I'd noticed Grit a lot less on her balcony those first few weeks, but this week she's back out there most mornings, doing what she does best. I don't get it and it saddens me deeply to see addiction just take over someone's life like this.

A few smokers I've met in my life have told me the same thing: smoking is the one reliable thing they've had in their life and for that reason, they'll never give it up. This rationale is so perplexing to me and I presume to them too. It's been told to me with a certain arrogance, as if I should challenge it, that all it made me think was that they knew it was an excuse to ridiculous to discuss, so best drop it all together so they can just smoke in peace.

In 2009, we lost a member of our family to smoking: Uncle David. He was 42 or 43, I forget now, and loved cigarettes.

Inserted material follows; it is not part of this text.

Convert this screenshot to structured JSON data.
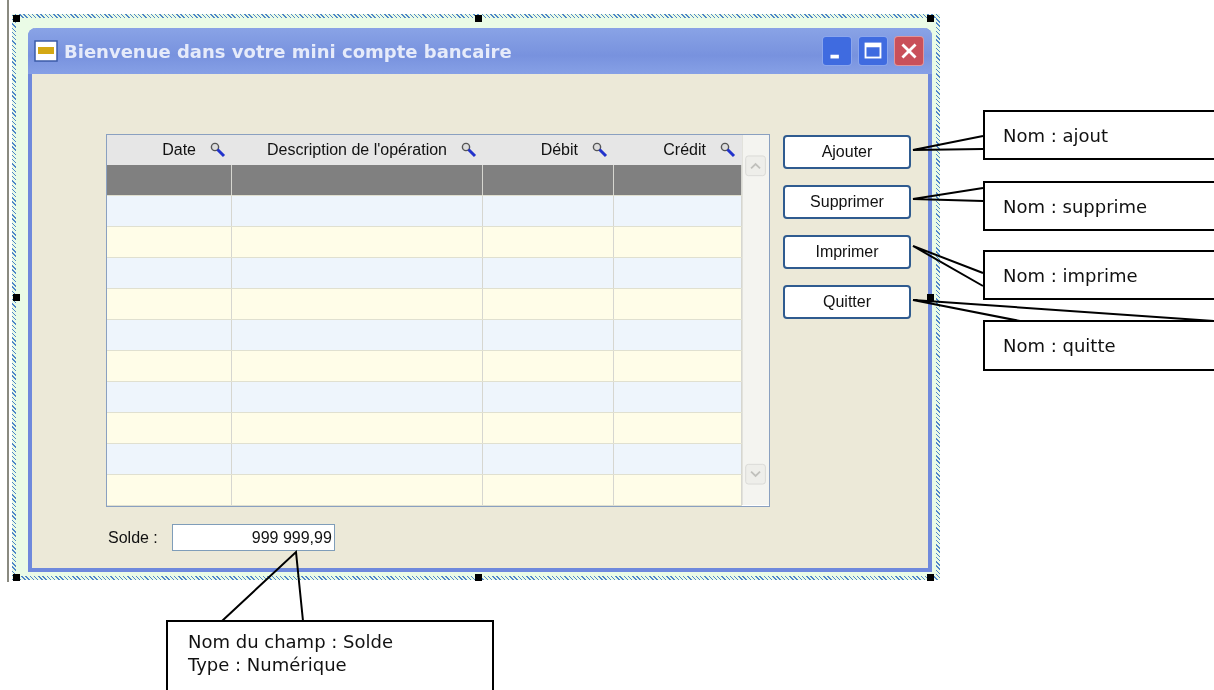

One of my fondest memories is sitting with him on a balcony in Viña del Mar, Chile, watching the sunset over the Pacific, smoking two packets of durries whilst drinking a bottle of JB whiskey, discussing the world. I have no idea what we talked about. That was in 2008.

When David died, I gave up smoking forever. Thankfully I was doing it just to be cool and don't have a rabidly addictive personality, so it was placed in the pile of wrongful youth activities and left there to rot where it belongs. What hurts the most from his death, is that it was due to something so small and insidious, something that we just accept as a thing people do. What a waste.

However, I'm conflictingly of the opinion that everyone should be able to do what they want, as long as I preferably don't have to smell it or breathe it in. It's your body, do what you want, but I can't help but think of the people that come to the realisation that: this thing has metastasised inside of you and will now kill you, all because years and years ago you wanted to be cool; and how heartbreakingly stupid they must feel. Or maybe it's just me projecting my feelings onto their experience. Likely the latter. Maybe the thing that makes me sad and angry is the lie told to people to get them to start.1

But when I see Grit, who is not as old as she looks even though her skin is pallid and greying, her hair greyer still, yet her eyes reflect her age where I believe she's only in her early 50s; and she's there, cigarette in hand, I wonder if she feels that same thing. Was it worth it? Does she feel stupid for her choice? Probably she doesn't, and to her, and many like her, it was worth it then and still is now.


  1. Fuck all tobacco and vaping companies. You are murderers.